Overblog
Editer l'article Suivre ce blog Administration + Créer mon blog
Le blog de Cendrine BERTANI

Le parcours d'une jeune romancière confrontée au monde de l'édition.

Le droit de savoir ( cinquième partie: fin )

Publié le 10 Janvier 2013 par Cendrine BERTANI in Nouvelles

Vous avez essayé de vous supprimer. D'une balle dans la tête. Qui n'a fait qu'effleurer votre boîte crânienne. Heureusement.

 

Pourquoi ? Qu'est-ce qui pouvait justifier un tel acte de désespoir ?

 

Pour cesser de souffrir, monsieur. Pour ne plus vous rappeler tous les matins que Dieu fait que votre épouse et votre fille sont décédées, il y a cinq ans, dans un accident de voiture très médiatisé.

Vous êtes un homme meurtri, monsieur Gassal. Et vous ne vouliez plus vous regarder en face.

Vous conduisiez ce jour-là votre fille à son mariage. Elle portait sa robe nuptiale. Elle était jeune. Blonde. Radieuse.

 

Pourquoi me dites-vous tout cela ? Vous voulez donc me faire souffrir de nouveau ?

Moi qui tentais d'effacer mes remords, de mettre fin à ces cauchemars qui hantaient mes nuits et enlaidissaient mes journées... Je ne me supportais plus. Je n'en pouvais plus de porter le fardeau de leur absence.

 

Vous êtes folle de me rappeler mes motivations. Je vais essayer à nouveau de me supprimer, maintenant que je me rappelle pourquoi je voulais mourir.

Ce sera donc celui-ci, mon souvenir numéro dix. Je me rappelle avoir pressé la gachette, en sueur, à demi ivre, trop lâche pour garder les yeux ouverts pendant que j'orientais la pointe du canon vers ma tempe.

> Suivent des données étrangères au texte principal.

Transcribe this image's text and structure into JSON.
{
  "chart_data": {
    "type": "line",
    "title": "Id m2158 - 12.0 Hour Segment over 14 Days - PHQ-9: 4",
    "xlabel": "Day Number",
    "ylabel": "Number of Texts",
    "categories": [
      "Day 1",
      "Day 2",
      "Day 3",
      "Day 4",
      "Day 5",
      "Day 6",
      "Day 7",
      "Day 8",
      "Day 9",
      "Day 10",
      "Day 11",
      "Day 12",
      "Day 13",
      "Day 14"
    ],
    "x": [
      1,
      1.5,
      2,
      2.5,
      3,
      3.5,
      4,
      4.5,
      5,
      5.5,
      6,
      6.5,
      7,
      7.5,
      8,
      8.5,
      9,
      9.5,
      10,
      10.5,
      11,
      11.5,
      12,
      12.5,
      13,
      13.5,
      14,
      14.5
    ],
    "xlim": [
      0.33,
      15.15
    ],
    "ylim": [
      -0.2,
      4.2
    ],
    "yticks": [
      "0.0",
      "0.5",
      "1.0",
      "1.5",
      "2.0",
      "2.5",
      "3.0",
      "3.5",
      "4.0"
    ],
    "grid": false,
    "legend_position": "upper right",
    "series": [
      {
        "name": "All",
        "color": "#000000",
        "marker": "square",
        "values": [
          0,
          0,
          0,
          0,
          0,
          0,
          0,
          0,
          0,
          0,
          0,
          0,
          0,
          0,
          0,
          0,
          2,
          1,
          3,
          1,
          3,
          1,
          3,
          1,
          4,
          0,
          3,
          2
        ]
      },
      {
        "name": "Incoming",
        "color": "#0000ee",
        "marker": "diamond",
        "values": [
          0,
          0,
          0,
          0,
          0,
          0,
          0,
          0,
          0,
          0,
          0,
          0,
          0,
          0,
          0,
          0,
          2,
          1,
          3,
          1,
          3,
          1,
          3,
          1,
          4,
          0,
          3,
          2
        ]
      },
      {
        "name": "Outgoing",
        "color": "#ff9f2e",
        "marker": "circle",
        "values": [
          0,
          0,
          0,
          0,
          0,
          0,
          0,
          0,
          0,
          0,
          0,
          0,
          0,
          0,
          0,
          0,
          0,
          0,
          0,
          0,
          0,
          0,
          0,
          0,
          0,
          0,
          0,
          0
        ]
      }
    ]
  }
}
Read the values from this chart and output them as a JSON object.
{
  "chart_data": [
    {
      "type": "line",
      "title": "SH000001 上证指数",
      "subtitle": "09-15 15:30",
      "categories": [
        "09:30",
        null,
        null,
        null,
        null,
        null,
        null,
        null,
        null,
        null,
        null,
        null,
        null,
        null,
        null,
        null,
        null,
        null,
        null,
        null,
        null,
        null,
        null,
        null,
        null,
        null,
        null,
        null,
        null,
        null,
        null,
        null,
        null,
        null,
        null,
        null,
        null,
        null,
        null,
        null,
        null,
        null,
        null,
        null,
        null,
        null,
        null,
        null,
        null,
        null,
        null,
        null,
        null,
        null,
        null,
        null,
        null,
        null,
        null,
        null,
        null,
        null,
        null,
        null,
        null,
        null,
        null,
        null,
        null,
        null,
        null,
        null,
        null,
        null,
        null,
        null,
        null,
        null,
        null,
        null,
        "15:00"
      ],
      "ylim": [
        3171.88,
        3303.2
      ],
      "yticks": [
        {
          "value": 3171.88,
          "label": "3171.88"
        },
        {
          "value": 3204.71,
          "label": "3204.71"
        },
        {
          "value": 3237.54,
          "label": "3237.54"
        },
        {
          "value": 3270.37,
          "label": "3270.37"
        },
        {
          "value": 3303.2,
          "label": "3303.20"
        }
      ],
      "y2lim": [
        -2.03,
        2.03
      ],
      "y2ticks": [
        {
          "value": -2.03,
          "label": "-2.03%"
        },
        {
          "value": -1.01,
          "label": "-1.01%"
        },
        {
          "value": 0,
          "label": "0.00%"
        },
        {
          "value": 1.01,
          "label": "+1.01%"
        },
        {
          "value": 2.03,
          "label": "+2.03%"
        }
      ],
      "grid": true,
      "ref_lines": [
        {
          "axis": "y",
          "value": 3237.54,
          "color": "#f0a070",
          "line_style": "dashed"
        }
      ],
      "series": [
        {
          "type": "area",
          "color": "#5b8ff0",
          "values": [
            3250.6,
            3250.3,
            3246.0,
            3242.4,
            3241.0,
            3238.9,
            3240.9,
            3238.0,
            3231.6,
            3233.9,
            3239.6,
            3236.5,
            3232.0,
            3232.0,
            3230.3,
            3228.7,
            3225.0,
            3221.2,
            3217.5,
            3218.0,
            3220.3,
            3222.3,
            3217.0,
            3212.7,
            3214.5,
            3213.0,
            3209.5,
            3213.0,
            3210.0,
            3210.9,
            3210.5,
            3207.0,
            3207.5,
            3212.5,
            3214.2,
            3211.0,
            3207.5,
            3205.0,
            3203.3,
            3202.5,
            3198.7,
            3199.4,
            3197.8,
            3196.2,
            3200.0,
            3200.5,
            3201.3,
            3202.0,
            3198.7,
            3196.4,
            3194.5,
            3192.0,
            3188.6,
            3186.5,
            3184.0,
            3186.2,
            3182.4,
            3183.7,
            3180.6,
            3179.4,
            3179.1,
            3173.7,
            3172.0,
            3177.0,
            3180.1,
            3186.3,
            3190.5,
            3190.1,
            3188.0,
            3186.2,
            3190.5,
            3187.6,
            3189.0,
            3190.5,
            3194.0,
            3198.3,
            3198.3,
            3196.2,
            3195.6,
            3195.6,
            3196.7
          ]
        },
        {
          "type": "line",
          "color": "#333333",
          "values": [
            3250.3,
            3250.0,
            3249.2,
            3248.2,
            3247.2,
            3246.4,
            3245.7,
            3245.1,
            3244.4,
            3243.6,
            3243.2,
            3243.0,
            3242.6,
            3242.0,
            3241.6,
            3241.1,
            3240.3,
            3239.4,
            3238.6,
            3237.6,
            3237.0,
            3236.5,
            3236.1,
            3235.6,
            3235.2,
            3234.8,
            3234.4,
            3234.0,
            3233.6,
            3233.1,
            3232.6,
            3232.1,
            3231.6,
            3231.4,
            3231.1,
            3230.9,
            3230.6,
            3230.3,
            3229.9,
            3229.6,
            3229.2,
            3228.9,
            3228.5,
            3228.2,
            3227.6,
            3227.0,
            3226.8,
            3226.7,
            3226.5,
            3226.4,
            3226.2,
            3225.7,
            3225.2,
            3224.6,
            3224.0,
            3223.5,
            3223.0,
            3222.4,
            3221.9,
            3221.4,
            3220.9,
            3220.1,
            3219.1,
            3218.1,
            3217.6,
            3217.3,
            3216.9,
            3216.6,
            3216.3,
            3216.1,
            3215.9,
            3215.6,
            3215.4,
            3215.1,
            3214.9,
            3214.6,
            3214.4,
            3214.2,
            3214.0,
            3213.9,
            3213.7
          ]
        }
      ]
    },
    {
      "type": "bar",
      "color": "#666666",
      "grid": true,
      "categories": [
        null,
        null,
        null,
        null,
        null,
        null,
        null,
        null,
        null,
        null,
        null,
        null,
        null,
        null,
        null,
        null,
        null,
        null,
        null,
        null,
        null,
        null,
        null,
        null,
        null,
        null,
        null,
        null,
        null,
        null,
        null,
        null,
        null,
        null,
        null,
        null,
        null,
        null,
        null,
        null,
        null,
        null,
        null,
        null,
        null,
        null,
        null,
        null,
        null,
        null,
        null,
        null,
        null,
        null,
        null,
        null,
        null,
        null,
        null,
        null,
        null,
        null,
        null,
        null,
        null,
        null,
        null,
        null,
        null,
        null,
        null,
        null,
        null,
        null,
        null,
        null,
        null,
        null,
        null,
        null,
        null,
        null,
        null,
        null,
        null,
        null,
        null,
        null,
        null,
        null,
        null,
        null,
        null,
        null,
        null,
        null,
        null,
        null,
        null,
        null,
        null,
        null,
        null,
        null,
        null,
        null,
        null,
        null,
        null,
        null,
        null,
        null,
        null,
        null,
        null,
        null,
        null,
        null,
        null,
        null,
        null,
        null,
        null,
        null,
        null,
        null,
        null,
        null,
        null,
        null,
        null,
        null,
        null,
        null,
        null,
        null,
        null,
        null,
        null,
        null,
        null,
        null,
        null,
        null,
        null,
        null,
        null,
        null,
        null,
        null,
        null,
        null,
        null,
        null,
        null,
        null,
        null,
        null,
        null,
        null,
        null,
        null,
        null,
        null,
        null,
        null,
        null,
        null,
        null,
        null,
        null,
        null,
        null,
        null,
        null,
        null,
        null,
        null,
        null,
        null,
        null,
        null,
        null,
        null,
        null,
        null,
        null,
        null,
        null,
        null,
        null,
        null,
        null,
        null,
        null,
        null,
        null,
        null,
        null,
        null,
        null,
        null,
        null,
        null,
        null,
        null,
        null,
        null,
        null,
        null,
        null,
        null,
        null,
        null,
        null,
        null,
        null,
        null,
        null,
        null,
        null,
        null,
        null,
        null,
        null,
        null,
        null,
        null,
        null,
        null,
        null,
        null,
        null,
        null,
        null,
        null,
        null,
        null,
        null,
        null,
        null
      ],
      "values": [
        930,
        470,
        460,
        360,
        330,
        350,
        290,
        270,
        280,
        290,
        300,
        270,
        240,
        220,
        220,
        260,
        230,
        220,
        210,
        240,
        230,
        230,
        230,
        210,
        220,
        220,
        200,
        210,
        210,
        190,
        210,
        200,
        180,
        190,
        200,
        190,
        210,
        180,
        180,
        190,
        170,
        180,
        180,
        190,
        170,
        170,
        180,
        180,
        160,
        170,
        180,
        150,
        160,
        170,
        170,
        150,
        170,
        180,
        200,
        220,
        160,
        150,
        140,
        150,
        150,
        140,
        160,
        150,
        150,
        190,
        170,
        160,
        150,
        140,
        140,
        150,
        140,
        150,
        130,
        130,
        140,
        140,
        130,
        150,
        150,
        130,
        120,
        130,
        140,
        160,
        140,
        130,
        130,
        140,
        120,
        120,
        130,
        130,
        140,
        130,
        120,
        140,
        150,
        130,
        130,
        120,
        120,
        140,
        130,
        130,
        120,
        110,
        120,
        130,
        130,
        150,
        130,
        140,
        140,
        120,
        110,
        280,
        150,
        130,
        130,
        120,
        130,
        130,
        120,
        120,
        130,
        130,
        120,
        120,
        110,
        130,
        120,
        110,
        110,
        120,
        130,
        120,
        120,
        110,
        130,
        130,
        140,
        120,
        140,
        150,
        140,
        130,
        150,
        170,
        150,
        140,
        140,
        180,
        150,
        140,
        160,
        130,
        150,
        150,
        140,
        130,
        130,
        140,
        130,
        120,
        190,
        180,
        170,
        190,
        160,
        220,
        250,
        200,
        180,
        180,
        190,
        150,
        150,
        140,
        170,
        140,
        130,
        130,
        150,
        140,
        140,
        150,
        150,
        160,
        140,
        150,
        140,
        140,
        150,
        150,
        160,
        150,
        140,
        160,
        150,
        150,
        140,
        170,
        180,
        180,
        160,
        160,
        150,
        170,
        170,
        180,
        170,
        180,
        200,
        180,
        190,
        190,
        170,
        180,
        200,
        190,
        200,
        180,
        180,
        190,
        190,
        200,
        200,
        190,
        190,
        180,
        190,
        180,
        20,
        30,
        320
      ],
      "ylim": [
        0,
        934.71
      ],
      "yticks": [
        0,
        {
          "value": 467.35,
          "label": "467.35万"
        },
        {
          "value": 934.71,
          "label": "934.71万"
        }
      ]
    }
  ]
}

J'ai échoué.

J'avais oublié ma peine. J'aurais pu vivre sans remords. Commencer une nouvelle existence.

Eh bien non. Vous faites tout pour me rappeler que je devrais être mort.

 

Aucun psy digne de ce nom ne mettrait si crûment son patient au pied du mur, pour qu'il contemple la réalité, alors qu'il essayait de la fuir. Aucun ...

 

C'est que je ne suis pas votre thérapeute, monsieur Gassal. Non.

 

Vous aviez trop arrosé le mariage de votre fille, ce jour-là. Vous n'auriez pas dû prendre le volant, après les apéritifs. Vous saviez que votre femme et votre enfant ne pouvaient pas boucler leur ceinture, dans leurs robes à jupons démesurés.

Vous les avez conduites droit en enfer.

Vous méritez d'y brûler aussi.

 

Je ne pouvais pas vous laisser oublier vos péchés et finir votre existence dans une tranquillité imméritée. Cela aurait été trop facile.

 

Ce n'est pas digne d'un psy, non. Mais je n'en ai rien à faire. Réveillez-vous. Reprenez vos esprits. Ranimez vos douleurs.

Rappelez-vous vos fautes, vos sourdes angoisses. Que les remords s'emparent de nouveau de votre âme, et que vous trouviez le courage de reprendre une arme. Et visez juste, cette fois.

 

Reprenez connaissance, monsieur Gassal. Ecoutez mes conseils. Parce que moi, je suis ... votre conscience.